After 15 seasons, “American Idol” comes to a close this week, but don’t count on the pop culture phenomenon being off air forever.

“I have no idea what’s going to happen in future, but it’s a classic format,” exec producer Trish Kinane tells Variety. “I don’t think this is the end for ‘Idol’ forever, but in the immediate future, this is the farewell.”

On last night’s retrospective special on Fox, the “Idol” team, including creator Simon Fuller, heavily teased a possible reboot of the show, which would hold onto the classic format, but bring changes to the singing competition.

Many viewers have voiced their feelings about the show ending too soon, and “Idol’s” current crop of judges, alongside Kinane, told press members earlier this year that they wouldn’t be shocked to see the show come back down the road.

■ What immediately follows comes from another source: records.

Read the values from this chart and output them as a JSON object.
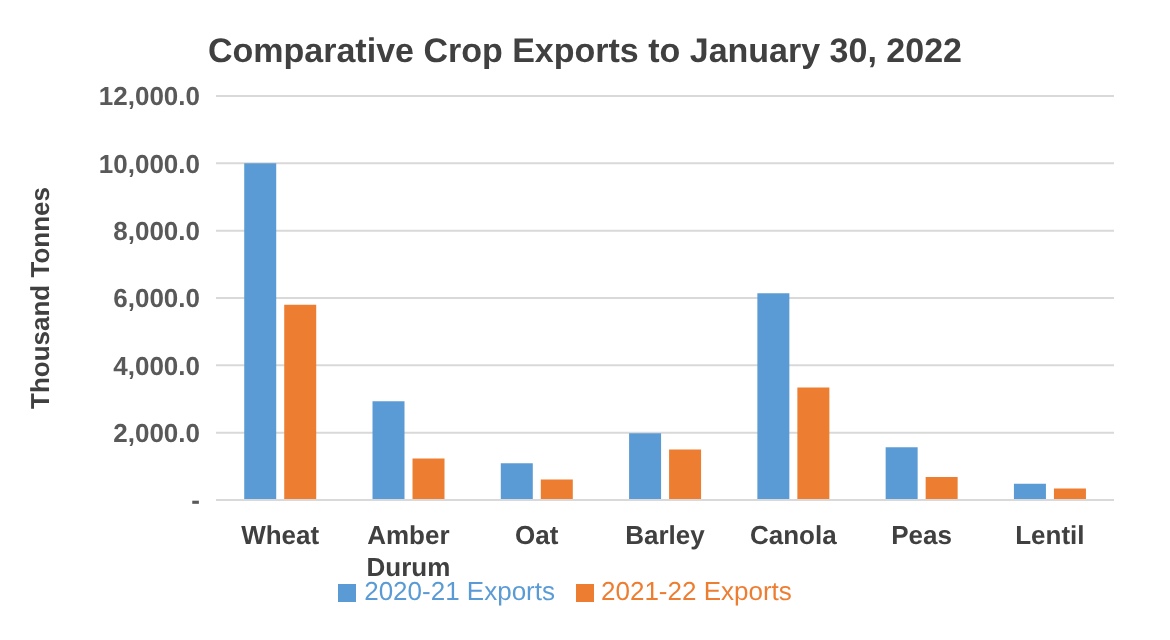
{
  "chart_data": {
    "type": "bar",
    "title": "Comparative Crop Exports to January 30, 2022",
    "ylabel": "Thousand Tonnes",
    "categories": [
      "Wheat",
      "Amber Durum",
      "Oat",
      "Barley",
      "Canola",
      "Peas",
      "Lentil"
    ],
    "series": [
      {
        "name": "2020-21 Exports",
        "color": "#5b9bd5",
        "values": [
          10000,
          2930,
          1090,
          1980,
          6140,
          1570,
          480
        ]
      },
      {
        "name": "2021-22 Exports",
        "color": "#ed7d31",
        "values": [
          5800,
          1230,
          610,
          1500,
          3340,
          680,
          340
        ]
      }
    ],
    "ylim": [
      0,
      12000
    ],
    "yticks": [
      {
        "value": 0,
        "label": "-"
      },
      {
        "value": 2000,
        "label": "2,000.0"
      },
      {
        "value": 4000,
        "label": "4,000.0"
      },
      {
        "value": 6000,
        "label": "6,000.0"
      },
      {
        "value": 8000,
        "label": "8,000.0"
      },
      {
        "value": 10000,
        "label": "10,000.0"
      },
      {
        "value": 12000,
        "label": "12,000.0"
      }
    ],
    "grid": "y",
    "legend": "bottom"
  }
}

After all, the show’s farewell season has fared well in the ratings department.

“American Idol” is averaging a 2.9 rating in adults 18-49 and about 11 million viewers overall on Wednesdays and Thursdays this season, according to Nielsen’s “most current” estimates, down a slight 5% year over year. After not showing much of a spark in recent weeks, ratings picked up for last week’s two-hour Thursday telecast, which hit a five-week high one week before the show signs off the air.

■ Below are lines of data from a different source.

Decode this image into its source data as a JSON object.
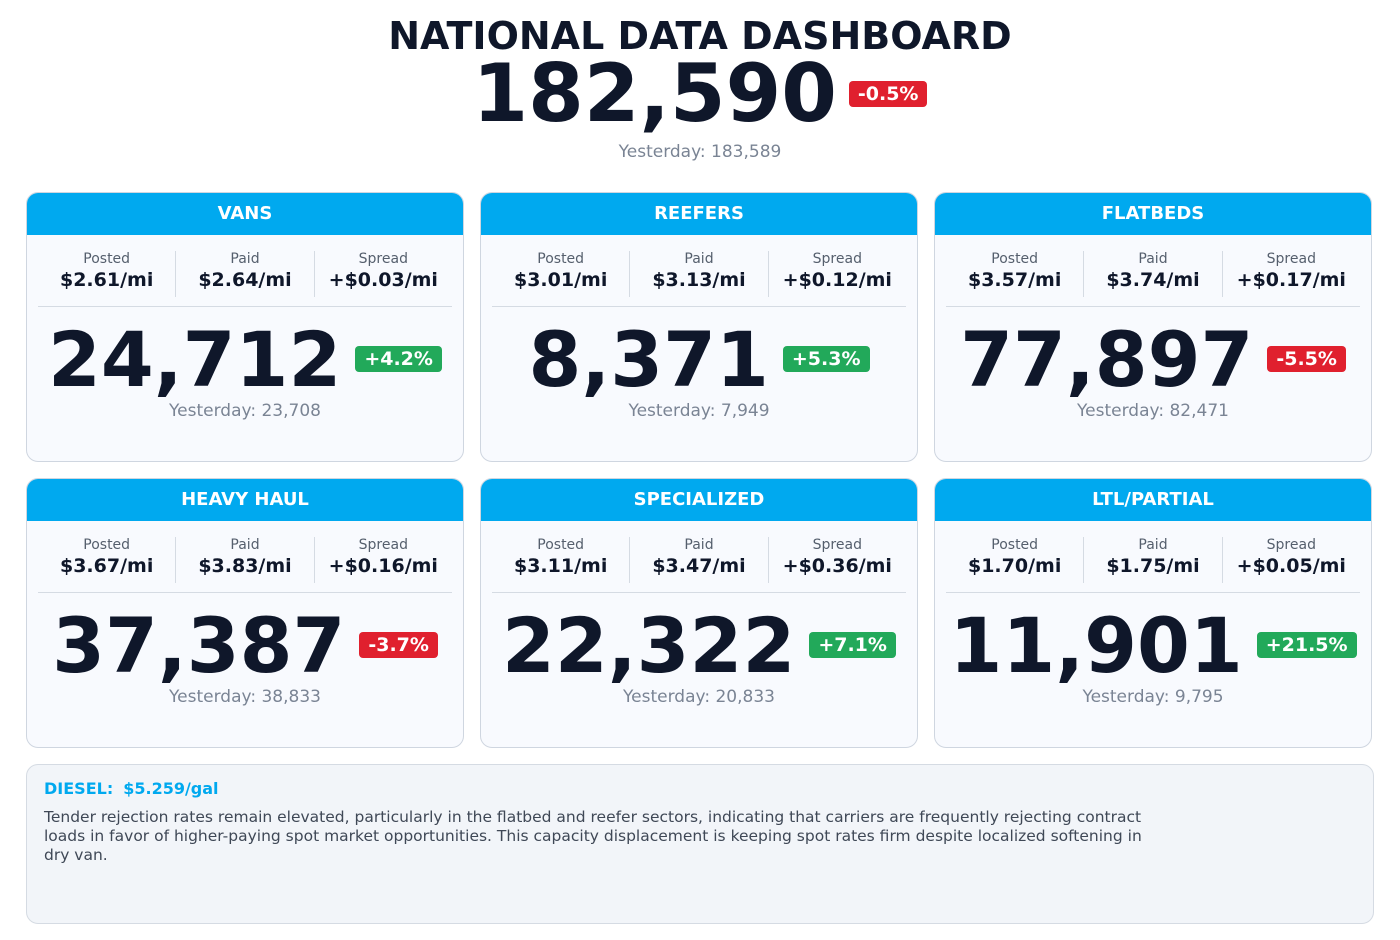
{
  "header": {
    "title": "NATIONAL DATA DASHBOARD",
    "total": "182,590",
    "change": "-0.5%",
    "change_color": "#e0202e",
    "yesterday": "Yesterday: 183,589"
  },
  "cards": [
    {
      "name": "VANS",
      "metrics": [
        {
          "label": "Posted",
          "value": "$2.61/mi"
        },
        {
          "label": "Paid",
          "value": "$2.64/mi"
        },
        {
          "label": "Spread",
          "value": "+$0.03/mi"
        }
      ],
      "count": "24,712",
      "change": "+4.2%",
      "change_color": "#22a95a",
      "yesterday": "Yesterday: 23,708"
    },
    {
      "name": "REEFERS",
      "metrics": [
        {
          "label": "Posted",
          "value": "$3.01/mi"
        },
        {
          "label": "Paid",
          "value": "$3.13/mi"
        },
        {
          "label": "Spread",
          "value": "+$0.12/mi"
        }
      ],
      "count": "8,371",
      "change": "+5.3%",
      "change_color": "#22a95a",
      "yesterday": "Yesterday: 7,949"
    },
    {
      "name": "FLATBEDS",
      "metrics": [
        {
          "label": "Posted",
          "value": "$3.57/mi"
        },
        {
          "label": "Paid",
          "value": "$3.74/mi"
        },
        {
          "label": "Spread",
          "value": "+$0.17/mi"
        }
      ],
      "count": "77,897",
      "change": "-5.5%",
      "change_color": "#e0202e",
      "yesterday": "Yesterday: 82,471"
    },
    {
      "name": "HEAVY HAUL",
      "metrics": [
        {
          "label": "Posted",
          "value": "$3.67/mi"
        },
        {
          "label": "Paid",
          "value": "$3.83/mi"
        },
        {
          "label": "Spread",
          "value": "+$0.16/mi"
        }
      ],
      "count": "37,387",
      "change": "-3.7%",
      "change_color": "#e0202e",
      "yesterday": "Yesterday: 38,833"
    },
    {
      "name": "SPECIALIZED",
      "metrics": [
        {
          "label": "Posted",
          "value": "$3.11/mi"
        },
        {
          "label": "Paid",
          "value": "$3.47/mi"
        },
        {
          "label": "Spread",
          "value": "+$0.36/mi"
        }
      ],
      "count": "22,322",
      "change": "+7.1%",
      "change_color": "#22a95a",
      "yesterday": "Yesterday: 20,833"
    },
    {
      "name": "LTL/PARTIAL",
      "metrics": [
        {
          "label": "Posted",
          "value": "$1.70/mi"
        },
        {
          "label": "Paid",
          "value": "$1.75/mi"
        },
        {
          "label": "Spread",
          "value": "+$0.05/mi"
        }
      ],
      "count": "11,901",
      "change": "+21.5%",
      "change_color": "#22a95a",
      "yesterday": "Yesterday: 9,795"
    }
  ],
  "footer": {
    "diesel_label": "DIESEL:",
    "diesel": "$5.259/gal",
    "note": "Tender rejection rates remain elevated, particularly in the flatbed and reefer sectors, indicating that carriers are frequently rejecting contract loads in favor of higher-paying spot market opportunities. This capacity displacement is keeping spot rates firm despite localized softening in dry van."
  }
}
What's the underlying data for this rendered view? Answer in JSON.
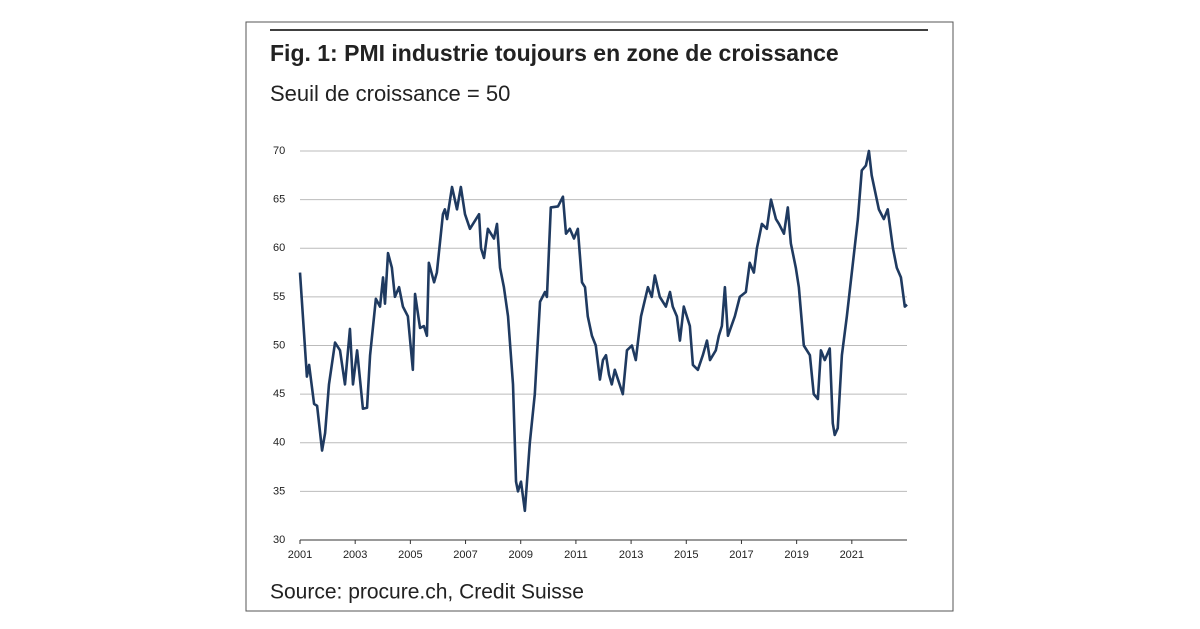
{
  "chart_data": {
    "type": "line",
    "title": "Fig. 1: PMI industrie toujours en zone de croissance",
    "subtitle": "Seuil de croissance = 50",
    "source": "Source: procure.ch, Credit Suisse",
    "xlim": [
      2001,
      2023
    ],
    "xticks": [
      2001,
      2003,
      2005,
      2007,
      2009,
      2011,
      2013,
      2015,
      2017,
      2019,
      2021
    ],
    "ylim": [
      30,
      70
    ],
    "yticks": [
      30,
      35,
      40,
      45,
      50,
      55,
      60,
      65,
      70
    ],
    "grid": true,
    "series": [
      {
        "color": "#1f3a60",
        "x": [
          2001.0,
          2001.25,
          2001.33,
          2001.51,
          2001.62,
          2001.8,
          2001.91,
          2002.05,
          2002.27,
          2002.45,
          2002.63,
          2002.81,
          2002.92,
          2003.07,
          2003.28,
          2003.43,
          2003.54,
          2003.75,
          2003.9,
          2004.01,
          2004.08,
          2004.19,
          2004.33,
          2004.44,
          2004.59,
          2004.73,
          2004.91,
          2005.09,
          2005.17,
          2005.35,
          2005.49,
          2005.6,
          2005.67,
          2005.86,
          2005.96,
          2006.18,
          2006.25,
          2006.33,
          2006.51,
          2006.69,
          2006.83,
          2006.98,
          2007.16,
          2007.49,
          2007.56,
          2007.67,
          2007.81,
          2008.03,
          2008.14,
          2008.25,
          2008.39,
          2008.54,
          2008.72,
          2008.83,
          2008.9,
          2009.01,
          2009.15,
          2009.33,
          2009.51,
          2009.7,
          2009.88,
          2009.95,
          2010.09,
          2010.35,
          2010.53,
          2010.64,
          2010.78,
          2010.93,
          2011.07,
          2011.22,
          2011.33,
          2011.43,
          2011.58,
          2011.72,
          2011.87,
          2011.98,
          2012.09,
          2012.2,
          2012.3,
          2012.41,
          2012.7,
          2012.85,
          2013.03,
          2013.17,
          2013.36,
          2013.61,
          2013.75,
          2013.86,
          2014.04,
          2014.26,
          2014.41,
          2014.51,
          2014.66,
          2014.77,
          2014.91,
          2015.13,
          2015.24,
          2015.42,
          2015.6,
          2015.75,
          2015.86,
          2016.07,
          2016.18,
          2016.29,
          2016.4,
          2016.51,
          2016.76,
          2016.94,
          2017.16,
          2017.3,
          2017.45,
          2017.56,
          2017.74,
          2017.92,
          2018.07,
          2018.25,
          2018.36,
          2018.54,
          2018.68,
          2018.79,
          2018.97,
          2019.08,
          2019.26,
          2019.48,
          2019.62,
          2019.77,
          2019.88,
          2020.02,
          2020.2,
          2020.31,
          2020.38,
          2020.49,
          2020.64,
          2020.82,
          2021.04,
          2021.22,
          2021.36,
          2021.51,
          2021.62,
          2021.72,
          2021.98,
          2022.16,
          2022.3,
          2022.49,
          2022.63,
          2022.78,
          2022.92,
          2023.0
        ],
        "values": [
          57.5,
          46.8,
          48,
          44,
          43.8,
          39.2,
          41,
          46,
          50.3,
          49.5,
          46,
          51.7,
          46,
          49.5,
          43.5,
          43.6,
          49,
          54.8,
          54,
          57,
          54.3,
          59.5,
          58,
          55,
          56,
          54,
          53,
          47.5,
          55.3,
          51.8,
          52,
          51,
          58.5,
          56.5,
          57.5,
          63.5,
          64,
          63,
          66.3,
          64,
          66.3,
          63.5,
          62,
          63.5,
          60,
          59,
          62,
          61,
          62.5,
          58,
          56,
          53,
          46,
          36,
          35,
          36,
          33,
          40,
          45,
          54.5,
          55.5,
          55,
          64.2,
          64.3,
          65.3,
          61.5,
          62,
          61,
          62,
          56.5,
          56,
          53,
          51,
          50,
          46.5,
          48.5,
          49,
          47,
          46,
          47.5,
          45,
          49.5,
          50,
          48.5,
          53,
          56,
          55,
          57.2,
          55,
          54,
          55.5,
          54,
          53,
          50.5,
          54,
          52,
          48,
          47.5,
          49,
          50.5,
          48.5,
          49.5,
          51,
          52,
          56,
          51,
          53,
          55,
          55.5,
          58.5,
          57.5,
          60,
          62.5,
          62,
          65,
          63,
          62.5,
          61.5,
          64.2,
          60.5,
          58,
          56,
          50,
          49,
          45,
          44.5,
          49.5,
          48.5,
          49.7,
          42,
          40.8,
          41.5,
          49,
          53,
          58.5,
          63,
          68,
          68.5,
          70,
          67.5,
          64,
          63,
          64,
          60,
          58,
          57,
          54,
          54.2
        ]
      }
    ]
  }
}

When asked if she would have liked for the show to continue, Kinane — who joined “Idol” in Season 12 — responded, “Yeah, definitely.” The British reality TV veteran added: “The ratings are good and it’s just a classic format. I understand why shows come to an end after such a long time — but still, nine, 10, 11, 12 million people are regularly engaged in watching this show. I don’t have any regrets about it. Sometimes things have their right time to come to an end. They don’t disappear forever.”

While “Idol” brass have talked about bringing the show back, insiders close to Fox tell Variety there are no formal plans to renew “Idol” for another season at this time, but the possibility of a future revival certainly isn’t out of question. The source echoes Kinane’s feelings that the show’s format can be seamlessly rebooted at any time on any platform.

Kinane says that while the show could have extended its lifespan in the current TV landscape, she isn’t harboring any gone-too-soon feelings.

“I think we’re pretty pragmatic about these things,” she says, adding that her main focus this season was making the best final round possible. “I’m just happy this farewell season is turning out as warm as it is. Also, there’s some really good talent. We want to go out with good talent for the 15th season, and I think we are.”

Aside from creating megastars like Carrie Underwood and Kelly Clarkson — something many of “American Idol’s” TV competitors have struggled to replicate — Kinane is proud of the legacy “Idol” is leaving behind in terms of format, which she describes as “innovatory.” For one, she notes the show helped popularize the trend of showing auditions on television.

“‘Idol’ still travels around America to find people — and not just the producers, the judges do too. It’s pretty unique in that way,” she says. “Really opening up the potential to have a life and a career, ‘Idol’ started all that, and also handed the power over to America to vote so that these people became their choice.”